Bei der Begründung spielt die Globalisierung eine große Rolle, die Sättigung von Märkten ebenfalls. Berühmte Marken konnten anfangs ein Alleinstellungsmerkmal aufweisen, was sie vom Wettbewerb abhob. Eines der bekanntesten Beispiele ist der Stollenschuh von Adidas. Doch solche Alleinstellungsmerkmale lassen sich bei den Produkten und Dienstleistungen selbst heutzutage immer seltener finden. Wo sie bislang vorhanden sind, werden sie in saturierten Märkten mit einer Vielzahl von Konkurrenten und schnellen Innovationszyklen eher früher als später infrage gestellt. Das bedeutet auch: Die Marke ist immer nur die Summe anderer Wettbewerbsvorteile – wo diese fehlen, hat die beste Marke keine Chance. Es stellt sich also bei jeder Marke heutzutage die Frage: „What’s your Edge?“

Eine Studie von IBM zur Automobilbranche stellte im vergangenen Jahr fest, dass die Marke des Fahrzeugs für 48 Prozent aller Konsumenten in einer Mobility-as-a-Service-Welt egal sei. Mit dem Aufkommen von Sharing- und Pay-per-Use-Modellen verliert die Marke der Hersteller als Wert, da die Funktion gehandelt wird und nicht das jeweilige Produkt. Und es ist nicht nur die Automobilbranche, in der diese Effekte zum Tragen kommen. Ob wir Konsumenten Sportbekleidung irgendwann ähnlich funktional und weniger modisch bewerten wie heute vielfach das Automobil, mag sich aktuell kaum einer vorstellen. Aber wer weiß, was in fünf Jahren ist.

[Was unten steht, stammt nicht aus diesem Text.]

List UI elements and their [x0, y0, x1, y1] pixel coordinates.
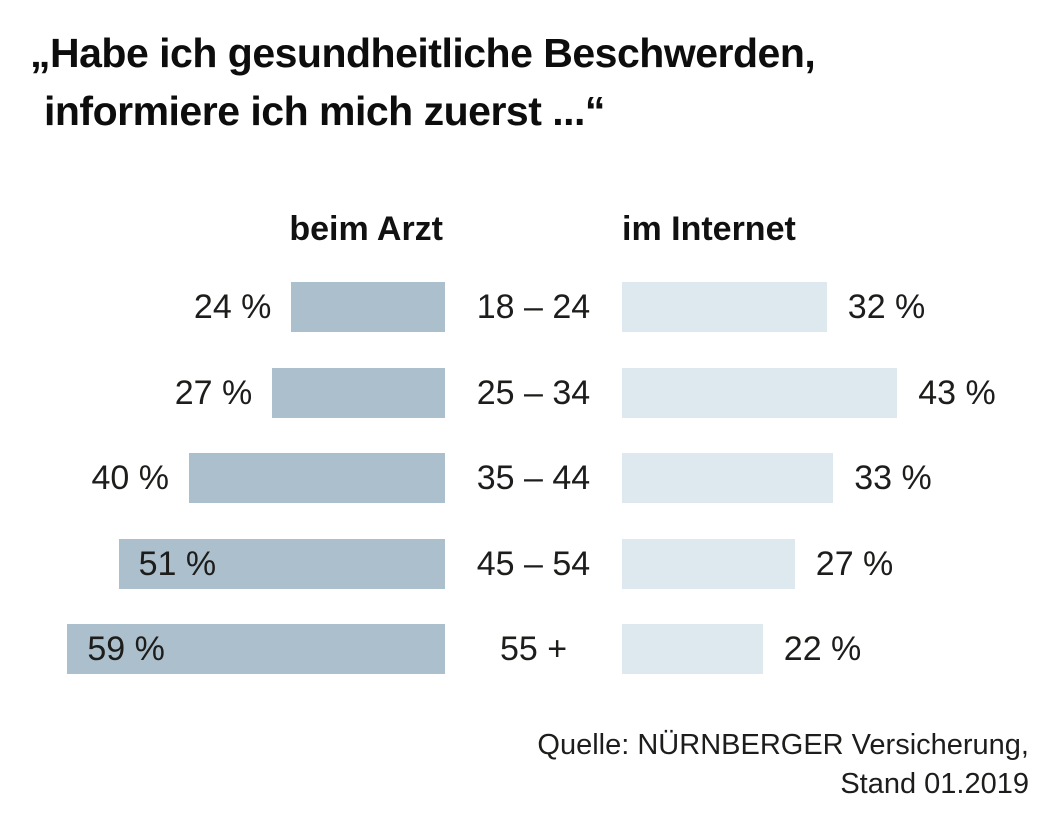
chart-row: 40 % 35 – 44 33 % [0, 453, 1063, 503]
bar-im-internet [622, 282, 827, 332]
percent-label-im-internet: 22 % [783, 630, 862, 668]
bar-beim-arzt [118, 539, 445, 589]
bar-beim-arzt [189, 453, 445, 503]
chart-row: 24 % 18 – 24 32 % [0, 282, 1063, 332]
age-group-label: 35 – 44 [476, 459, 591, 497]
percent-label-im-internet: 33 % [854, 459, 932, 497]
bar-im-internet [622, 368, 898, 418]
chart-title-line2: informiere ich mich zuerst ...“ [44, 88, 605, 134]
bar-beim-arzt [272, 368, 445, 418]
percent-label-im-internet: 32 % [847, 288, 926, 326]
percent-label-beim-arzt: 40 % [91, 459, 170, 497]
percent-label-beim-arzt: 27 % [174, 374, 253, 412]
bar-im-internet [622, 624, 763, 674]
percent-label-beim-arzt: 24 % [193, 288, 272, 326]
column-header-im-internet: im Internet [622, 210, 796, 248]
age-group-label: 45 – 54 [476, 545, 591, 583]
source-line2: Stand 01.2019 [840, 768, 1029, 800]
chart-title: „Habe ich gesundheitliche Beschwerden, in… [30, 24, 816, 140]
age-group-label: 18 – 24 [476, 288, 591, 326]
bar-beim-arzt [67, 624, 445, 674]
age-group-label: 55 + [499, 630, 568, 668]
percent-label-beim-arzt: 51 % [138, 545, 217, 583]
age-group-label: 25 – 34 [476, 374, 591, 412]
bar-im-internet [622, 539, 795, 589]
percent-label-im-internet: 27 % [815, 545, 894, 583]
percent-label-beim-arzt: 59 % [87, 630, 165, 668]
percent-label-im-internet: 43 % [918, 374, 996, 412]
bar-beim-arzt [291, 282, 445, 332]
chart-row: 59 % 55 + 22 % [0, 624, 1063, 674]
chart-row: 51 % 45 – 54 27 % [0, 539, 1063, 589]
column-header-beim-arzt: beim Arzt [289, 210, 443, 248]
chart-rows: 24 % 18 – 24 32 % 27 % 25 – 34 43 % 40 % 35 – 4… [0, 282, 1063, 722]
chart-row: 27 % 25 – 34 43 % [0, 368, 1063, 418]
bar-im-internet [622, 453, 834, 503]
source-line1: Quelle: NÜRNBERGER Versicherung, [537, 729, 1029, 761]
source-note: Quelle: NÜRNBERGER Versicherung, Stand 0… [537, 726, 1029, 804]
chart-title-line1: „Habe ich gesundheitliche Beschwerden, [30, 30, 816, 76]
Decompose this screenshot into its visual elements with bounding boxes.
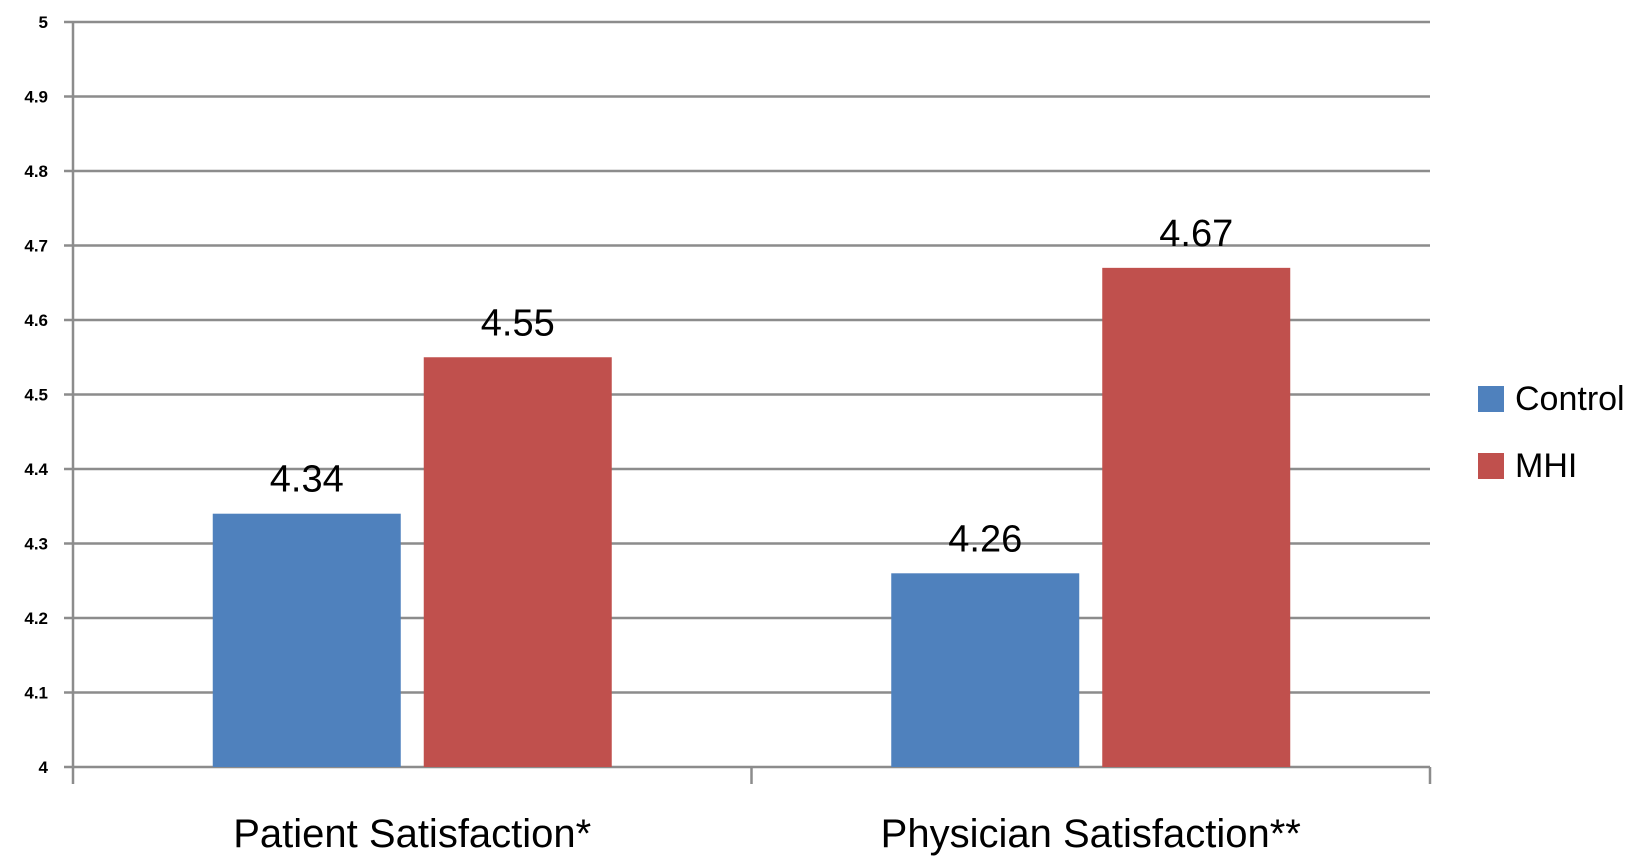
x-axis: Patient Satisfaction* Physician Satisfact… [73, 765, 1432, 856]
x-category-label: Physician Satisfaction** [881, 812, 1301, 856]
data-label: 4.55 [481, 302, 555, 344]
legend-label-control: Control [1515, 380, 1625, 418]
bar-control [891, 573, 1080, 767]
legend: Control MHI [1478, 380, 1625, 485]
y-tick-label: 4.8 [24, 162, 48, 181]
y-tick-label: 4.9 [24, 88, 48, 107]
legend-swatch-control [1478, 386, 1504, 412]
legend-label-mhi: MHI [1515, 447, 1577, 485]
y-tick-label: 4.4 [24, 460, 48, 479]
legend-swatch-mhi [1478, 453, 1504, 479]
y-tick-label: 4.1 [24, 684, 48, 703]
data-label: 4.34 [270, 459, 344, 501]
bar-control [212, 513, 401, 767]
y-tick-label: 4 [39, 758, 49, 777]
y-tick-label: 4.6 [24, 311, 48, 330]
bar-mhi [423, 357, 612, 767]
y-tick-label: 4.3 [24, 535, 48, 554]
y-tick-label: 4.2 [24, 609, 48, 628]
y-tick-label: 4.7 [24, 237, 48, 256]
y-axis: 4 4.1 4.2 4.3 4.4 4.5 4.6 4.7 4.8 4.9 5 [24, 13, 75, 784]
data-label: 4.26 [948, 518, 1022, 560]
x-category-label: Patient Satisfaction* [233, 812, 591, 856]
bars [212, 267, 1291, 767]
data-label: 4.67 [1159, 213, 1233, 255]
y-tick-label: 5 [39, 13, 48, 32]
data-labels: 4.34 4.55 4.26 4.67 [270, 213, 1233, 560]
y-tick-label: 4.5 [24, 386, 48, 405]
bar-mhi [1102, 267, 1291, 767]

Netzwerke und Plattformen machen den Unterschied

Die Digitalisierung verändert Geschäftsmodelle grundlegend und definiert Marken neu. Unter den zehn wertvollsten Marken der Welt können neun auf Ökosysteme und Netzwerk-Effekte verweisen, die sie sich zunutze machen – seien es der E-Commerce-Riese Amazon, Microsoft mit seinen Cloud-Diensten oder auch Firmen wie Mastercard und Visa. Sie alle haben ihre Geschäftsmodelle in der einen oder anderen Weise inzwischen als Plattformen organisiert. Ein gutes Beispiel, wie dies auch etablierten Industrie-Unternehmen gelingt, liefert Haier. Der Hersteller von Haushaltsgeräten setzt konsequent auf den Auf- und Ausbau seines IoT-Ökosystems.

Die künftige Rolle von Plattformen ist den Unternehmen bewusst. Ein Drittel der Entscheider der verarbeitenden Industrie stuft Plattformen als wichtiges Thema ein, jeder Zweite spricht immerhin von einem „Thema für die Zukunft“. Bei den Banken und Sparkassen geben in einer anderen Erhebung 65 Prozent der befragten Entscheider an, dass künftig einzelne große Banking-Plattformen den Markt bestimmen und Kunden obendrein jene Banken bevorzugen werden, die über digitale Ökosysteme Komplettlösungen für alle Lebensbereiche anbieten. Mit einer Open-Banking-Strategie sind einige Institute als Marke dann eventuell weniger sichtbar, dafür bleiben sie relevant.

Eine Entscheidung ist wichtig

Für viele Unternehmen stellt sich damit die Frage: Wollen sie Teilnehmer oder Organisatoren von Plattformen und Ökosystemen seien? Die Antwort ist von fundamentaler Bedeutung – und sie entscheidet auch über die Relevanz der Marke. Für den Plattformbetreiber mag sie wichtig sein, für den Plattformteilnehmer hingegen sehr viel weniger. Eines steht in jedem Falle in Zeiten der Digitalisierung fest: Eine starke Marke allein kann Unternehmen nicht mehr die Zukunft sichern. Doch womöglich war dies in Wahrheit auch schon immer der Fall.